With the introduction of the heparin-bonded technology in the endograft the design of the stent has also been changed. The proximal edge of the endograft has no longer a straight, but a contoured edge (Figure 1). This adaptation will reduce infolding in case of oversizing, thereby maintaining laminar blood flow and preventing intimal hyperplasia and thus edges stenosis. The expected effect of the new endograft may therefore not only be attributed heparin-bonding technology.

Figure 1.

Figure 1

The Viabahn endograft (W.L. Gore, Flagstaff, AZ, USA) with a contoured proximal edge.

The SuperB trial hypothesizes that the treatment of the long lesion of the SFA with a heparin-bonded endograft will show equal patency rates compared to the surgical bypass, but a better quality of life for treatment with the heparin-bonded endograft is expected, related to a reduced morbidity. Therefore, patients will be asked to fill out the RAND 36 questionnaire before treatment and at each visit during follow-up. Patients with intermittent claudication additionally will be asked to fill out the Walking Impairment Questionnaire at the same visits. Trials on endoluminal bypass including quality of life scores have not been performed, to date.

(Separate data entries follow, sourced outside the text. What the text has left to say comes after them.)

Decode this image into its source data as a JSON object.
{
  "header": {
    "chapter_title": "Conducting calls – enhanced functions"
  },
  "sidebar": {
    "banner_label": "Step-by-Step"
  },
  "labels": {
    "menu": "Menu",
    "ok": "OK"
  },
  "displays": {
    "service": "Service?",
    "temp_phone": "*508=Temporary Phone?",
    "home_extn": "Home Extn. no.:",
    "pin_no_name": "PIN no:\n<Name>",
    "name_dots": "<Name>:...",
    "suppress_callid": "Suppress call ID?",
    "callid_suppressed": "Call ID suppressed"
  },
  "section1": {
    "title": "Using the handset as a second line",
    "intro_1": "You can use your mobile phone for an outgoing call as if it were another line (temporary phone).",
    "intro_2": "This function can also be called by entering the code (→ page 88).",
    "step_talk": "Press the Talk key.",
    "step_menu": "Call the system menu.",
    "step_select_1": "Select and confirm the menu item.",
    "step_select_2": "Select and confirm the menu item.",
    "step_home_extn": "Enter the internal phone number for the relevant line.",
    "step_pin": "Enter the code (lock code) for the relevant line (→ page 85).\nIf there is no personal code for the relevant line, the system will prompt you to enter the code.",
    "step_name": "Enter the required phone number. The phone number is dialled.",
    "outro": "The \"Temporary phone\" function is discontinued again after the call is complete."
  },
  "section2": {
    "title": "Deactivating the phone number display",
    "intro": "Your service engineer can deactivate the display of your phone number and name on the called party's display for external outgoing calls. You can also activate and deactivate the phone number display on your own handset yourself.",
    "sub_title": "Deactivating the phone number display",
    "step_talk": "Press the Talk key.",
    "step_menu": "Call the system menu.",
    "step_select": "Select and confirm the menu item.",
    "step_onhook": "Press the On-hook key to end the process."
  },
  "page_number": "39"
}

In conclusion, the SuperB trial is a multicentre randomized controlled trial designed to show equality in patency rates of the heparin-bonded endograft compared to the surgical bypass for treatment of longer lesions of the SFA, but to show better quality of life using the heparin bonded-endograft compared to surgically treatment, related to a reduction in complications.

List of abbreviations

ABI: Ankle brachial index; AE: Adverse events; CCMO: Central Committee on Research involving Human Subjects; CAD: Coronary artery disease; CFA: Common femoral artery; CHF: Congestive heart failure; COPD: Chronic Obstructive Pulmonary Disease; CT: Computed tomography; CRF: Case record forms; DSMB: Data Safety Monitoring Board; ePTFE: Polytetrafluorethylene; HIT: heparin-induced thrombocytopenia; METC: Medical Ethical Board; MRA: Magnetic resonance angiography; PSV: Peak systolic velocity; SAE: Severe adverse event; SFA: Superficial femoral artery; SF36: 36-Item Short form health survey; WIQ: Walking Impairment Questionnaire.

Competing interests

The authors declare that they have no competing interests. This is an investigator-sponsored study supported in part by W.L. Gore and Associates.

Authors' contributions

ML and MR drafted the manuscript.

SH, WF, OW, LvW, VWdV, and CZ participated in the design of the study.

All authors edited the manuscript and read and approved the final manuscript.

Contributor Information

Mare MA Lensvelt, Email: m.m.a.lensvelt@gmail.com.

Suzanne Holewijn, Email: SHolewijn@rijnstate.nl.

Wilbert M Fritschy, Email: w.m.fritschy@isala.nl.

Otmar RM Wikkeling, Email: m.wikkeling@nijsmellinghe.nl.

Laurens A van Walraven, Email: l.vwalraven@antonius-sneek.nl.

Bas M Wallis de Vries, Email: b.m.wallisdevries@chir.umcg.nl.

Clark J Zeebregts, Email: czeebregts@hotmail.com.

Michel MPJ Reijnen, Email: mmpj.reijnen@gmail.com.

Acknowledgements and funding

This is an investigator-sponsored study supported in part by W.L. Gore and Associates.